Biomacromolecules such as peptides/proteins, carbohydrates (polyglycosides) and nucleic acid- (RNA-, DNA-, oligonucleotide-)based drugs and even cellular therapies represent an emerging class of drug modalities.

Progress in biotechnology and drug delivery have contributed significantly to overcome difficulties in producing or applying biomacromolecular drugs. We will focus on different classes of biomacromolecules. Bendas (P5) plans to study the effects of sulfopolysaccharides derived from heparin and non-glycosidic polymeric mimetics in an immuno-oncological context. Schneider and Weindl (P6) focus on cryptic host defense peptides (‘cryptides’) to illuminate new mechanistic details of the immunomodulatory and antibiotic effects of these host defense peptides and to guide the development of optimized synthetic analogues.

In project P7 Kostenis, one of the experts in G protein signaling, will develop selective tools to enable studying the roles G12/13 proteins, a so far poorly studied class of G proteins, and explore their potential as future drug targets.
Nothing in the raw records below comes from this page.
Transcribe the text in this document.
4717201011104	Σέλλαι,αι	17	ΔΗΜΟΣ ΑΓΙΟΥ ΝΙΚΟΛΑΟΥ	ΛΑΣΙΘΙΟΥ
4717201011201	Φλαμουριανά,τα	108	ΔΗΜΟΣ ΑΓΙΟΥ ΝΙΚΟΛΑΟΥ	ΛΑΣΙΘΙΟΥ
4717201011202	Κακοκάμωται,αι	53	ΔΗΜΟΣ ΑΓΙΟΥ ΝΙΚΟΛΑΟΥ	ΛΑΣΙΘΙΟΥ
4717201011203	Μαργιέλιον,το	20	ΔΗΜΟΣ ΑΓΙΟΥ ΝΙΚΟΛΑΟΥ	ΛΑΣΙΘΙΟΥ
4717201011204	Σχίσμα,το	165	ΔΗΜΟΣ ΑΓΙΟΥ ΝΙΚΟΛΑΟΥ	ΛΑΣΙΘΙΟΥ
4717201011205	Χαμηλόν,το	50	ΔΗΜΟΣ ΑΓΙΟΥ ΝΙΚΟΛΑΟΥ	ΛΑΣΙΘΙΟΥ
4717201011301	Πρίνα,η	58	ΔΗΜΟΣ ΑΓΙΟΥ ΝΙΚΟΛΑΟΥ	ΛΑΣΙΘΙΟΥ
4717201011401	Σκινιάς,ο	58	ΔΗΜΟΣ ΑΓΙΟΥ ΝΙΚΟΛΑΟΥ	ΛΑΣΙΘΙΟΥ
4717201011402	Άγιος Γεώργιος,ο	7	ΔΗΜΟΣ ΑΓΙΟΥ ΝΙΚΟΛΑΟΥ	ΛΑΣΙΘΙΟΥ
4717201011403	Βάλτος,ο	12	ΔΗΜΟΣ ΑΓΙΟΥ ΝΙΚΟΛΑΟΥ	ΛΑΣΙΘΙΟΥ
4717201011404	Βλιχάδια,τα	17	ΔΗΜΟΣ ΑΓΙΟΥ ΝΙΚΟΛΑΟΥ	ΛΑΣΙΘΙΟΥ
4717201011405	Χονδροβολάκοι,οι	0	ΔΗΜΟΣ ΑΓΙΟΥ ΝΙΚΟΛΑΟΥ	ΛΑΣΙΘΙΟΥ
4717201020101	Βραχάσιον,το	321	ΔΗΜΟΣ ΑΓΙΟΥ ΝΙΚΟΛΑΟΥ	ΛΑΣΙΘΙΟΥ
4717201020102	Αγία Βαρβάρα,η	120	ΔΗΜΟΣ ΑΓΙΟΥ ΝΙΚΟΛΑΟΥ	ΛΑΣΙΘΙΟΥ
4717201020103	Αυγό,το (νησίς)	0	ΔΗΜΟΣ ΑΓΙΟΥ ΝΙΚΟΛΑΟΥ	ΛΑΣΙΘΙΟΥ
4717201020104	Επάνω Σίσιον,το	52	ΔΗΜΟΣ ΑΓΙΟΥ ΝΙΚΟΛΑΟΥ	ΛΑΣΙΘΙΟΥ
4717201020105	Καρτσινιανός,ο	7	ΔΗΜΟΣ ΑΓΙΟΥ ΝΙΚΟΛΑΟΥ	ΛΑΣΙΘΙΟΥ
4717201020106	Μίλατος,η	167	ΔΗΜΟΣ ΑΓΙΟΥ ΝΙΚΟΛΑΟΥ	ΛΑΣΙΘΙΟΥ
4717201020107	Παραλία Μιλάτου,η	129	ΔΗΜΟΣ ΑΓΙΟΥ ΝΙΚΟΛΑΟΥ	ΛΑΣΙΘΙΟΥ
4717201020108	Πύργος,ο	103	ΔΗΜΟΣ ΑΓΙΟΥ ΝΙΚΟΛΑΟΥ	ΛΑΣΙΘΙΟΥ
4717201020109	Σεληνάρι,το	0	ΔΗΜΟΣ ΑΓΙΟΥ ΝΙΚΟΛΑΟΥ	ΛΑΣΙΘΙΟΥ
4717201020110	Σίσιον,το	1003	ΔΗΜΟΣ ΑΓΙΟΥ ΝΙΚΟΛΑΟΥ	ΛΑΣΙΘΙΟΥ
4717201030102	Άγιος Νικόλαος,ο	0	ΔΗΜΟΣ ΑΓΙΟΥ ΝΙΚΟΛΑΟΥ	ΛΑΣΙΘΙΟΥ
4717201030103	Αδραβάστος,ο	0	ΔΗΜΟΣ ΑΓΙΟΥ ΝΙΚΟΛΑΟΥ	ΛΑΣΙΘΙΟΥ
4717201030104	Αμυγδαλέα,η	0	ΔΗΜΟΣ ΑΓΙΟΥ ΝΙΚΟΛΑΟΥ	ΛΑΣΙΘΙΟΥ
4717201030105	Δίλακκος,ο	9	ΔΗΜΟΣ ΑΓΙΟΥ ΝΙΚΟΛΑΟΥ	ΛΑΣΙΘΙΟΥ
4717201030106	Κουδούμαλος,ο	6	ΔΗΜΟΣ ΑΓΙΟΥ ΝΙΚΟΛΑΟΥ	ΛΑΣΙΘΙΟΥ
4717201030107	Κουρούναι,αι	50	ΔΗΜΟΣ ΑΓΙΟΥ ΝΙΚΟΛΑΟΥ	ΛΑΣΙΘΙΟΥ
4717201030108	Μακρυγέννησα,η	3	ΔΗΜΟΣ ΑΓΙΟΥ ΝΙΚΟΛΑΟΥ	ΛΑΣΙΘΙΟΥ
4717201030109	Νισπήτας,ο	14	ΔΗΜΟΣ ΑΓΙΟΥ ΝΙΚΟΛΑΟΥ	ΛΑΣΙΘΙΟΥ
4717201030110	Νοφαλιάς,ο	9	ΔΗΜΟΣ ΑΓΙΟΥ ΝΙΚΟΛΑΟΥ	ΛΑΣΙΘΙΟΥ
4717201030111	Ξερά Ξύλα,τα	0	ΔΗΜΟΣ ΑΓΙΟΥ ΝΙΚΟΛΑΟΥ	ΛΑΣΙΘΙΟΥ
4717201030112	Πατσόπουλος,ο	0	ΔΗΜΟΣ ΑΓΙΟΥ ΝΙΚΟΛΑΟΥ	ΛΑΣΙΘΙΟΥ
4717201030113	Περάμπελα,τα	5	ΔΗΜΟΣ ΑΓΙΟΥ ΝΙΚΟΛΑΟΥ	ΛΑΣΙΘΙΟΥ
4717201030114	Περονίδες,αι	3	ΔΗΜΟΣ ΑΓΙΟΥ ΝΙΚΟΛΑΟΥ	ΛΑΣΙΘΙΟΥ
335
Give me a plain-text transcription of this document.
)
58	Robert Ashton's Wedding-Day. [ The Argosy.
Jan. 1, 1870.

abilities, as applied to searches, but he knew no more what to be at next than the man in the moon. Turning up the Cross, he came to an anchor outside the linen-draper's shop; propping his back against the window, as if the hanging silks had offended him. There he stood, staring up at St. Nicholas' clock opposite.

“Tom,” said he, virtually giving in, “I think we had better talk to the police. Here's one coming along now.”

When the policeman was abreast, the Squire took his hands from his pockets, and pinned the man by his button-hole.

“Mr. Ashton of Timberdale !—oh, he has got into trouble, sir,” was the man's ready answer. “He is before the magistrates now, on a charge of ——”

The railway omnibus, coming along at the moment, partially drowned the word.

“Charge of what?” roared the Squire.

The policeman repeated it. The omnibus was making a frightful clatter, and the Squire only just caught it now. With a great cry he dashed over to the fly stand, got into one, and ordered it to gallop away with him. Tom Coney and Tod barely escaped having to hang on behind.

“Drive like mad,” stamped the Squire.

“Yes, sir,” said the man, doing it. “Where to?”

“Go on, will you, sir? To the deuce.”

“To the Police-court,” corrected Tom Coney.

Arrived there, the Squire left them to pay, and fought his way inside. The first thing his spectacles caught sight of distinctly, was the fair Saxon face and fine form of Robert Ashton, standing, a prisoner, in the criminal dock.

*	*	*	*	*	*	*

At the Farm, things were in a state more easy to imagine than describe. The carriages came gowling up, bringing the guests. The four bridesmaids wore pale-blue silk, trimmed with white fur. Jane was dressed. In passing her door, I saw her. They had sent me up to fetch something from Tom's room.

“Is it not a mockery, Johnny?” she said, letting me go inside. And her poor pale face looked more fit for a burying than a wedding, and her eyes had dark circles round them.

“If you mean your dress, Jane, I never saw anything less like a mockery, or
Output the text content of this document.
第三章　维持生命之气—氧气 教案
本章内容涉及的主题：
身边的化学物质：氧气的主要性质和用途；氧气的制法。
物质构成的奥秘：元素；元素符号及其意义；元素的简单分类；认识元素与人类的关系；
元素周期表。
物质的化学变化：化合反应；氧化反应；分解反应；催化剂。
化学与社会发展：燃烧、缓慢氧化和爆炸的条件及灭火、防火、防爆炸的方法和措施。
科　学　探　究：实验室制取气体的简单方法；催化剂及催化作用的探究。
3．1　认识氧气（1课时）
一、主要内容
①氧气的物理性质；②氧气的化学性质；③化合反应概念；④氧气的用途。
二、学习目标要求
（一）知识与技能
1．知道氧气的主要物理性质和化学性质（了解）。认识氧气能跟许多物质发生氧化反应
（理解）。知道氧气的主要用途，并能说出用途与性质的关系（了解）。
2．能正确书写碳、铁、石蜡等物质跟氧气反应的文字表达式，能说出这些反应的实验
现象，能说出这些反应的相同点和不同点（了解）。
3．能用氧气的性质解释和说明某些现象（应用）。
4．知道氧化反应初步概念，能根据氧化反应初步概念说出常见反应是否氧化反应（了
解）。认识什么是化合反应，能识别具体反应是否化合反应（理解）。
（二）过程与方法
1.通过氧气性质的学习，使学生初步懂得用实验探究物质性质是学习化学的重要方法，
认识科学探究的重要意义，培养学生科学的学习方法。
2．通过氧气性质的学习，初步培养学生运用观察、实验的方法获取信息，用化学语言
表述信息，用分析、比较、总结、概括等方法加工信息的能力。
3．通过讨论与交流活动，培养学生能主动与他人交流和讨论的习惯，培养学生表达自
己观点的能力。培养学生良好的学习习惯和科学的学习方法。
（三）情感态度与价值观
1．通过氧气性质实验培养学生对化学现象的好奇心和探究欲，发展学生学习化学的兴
Antibody- and nanobody-drug conjugates (ADCs) have gained importance as new modalities for targeted therapies since they can reduce toxicity and improve therapeutic effects. Conjugates with other polymers, or drug hybrids, e.g. with macrocyclic compounds, can likewise improve targeting, inhibit degradation, and enhance biological activity. Conjugation of drug molecules with fluorescent dyes provides probes that are indispensable for fluorescence microscopy, for developing fluorescence-based assays, and have potential as future in vivo diagnostics or theranostics.

A further type of promising drug conjugates are photo-caged drugs that allow light-induced drug release with high spatial and temporal resolution. Mayer (P8) will investigate targeted T-cell activation through optimized aptamer-antigen conjugates. In this core area, techniques for the design and preparation of conjugated ligands will be explored and developed. Orphan receptors are a group of poorly studied GPCRs, for which the physiological agonist is still unknown or unconfirmed.

The Müller group has broad experience in the medicinal chemistry of orphan GPCRs. Project P9 will focus on GPR84, which is of high interest as a potential drug target in immunology, inflammation and cancer. The receptor is coupled to Gi and G12/13 proteins. Thus, it is related to P7 (Kostenis), and close collaboration is intended. Moreover, innovative and challenging structural biology, e.g. X-ray co-crystal structures, will be attempted aiming to obtain a precise basis for the design of optimized drug conjugates and to understand their molecular interactions.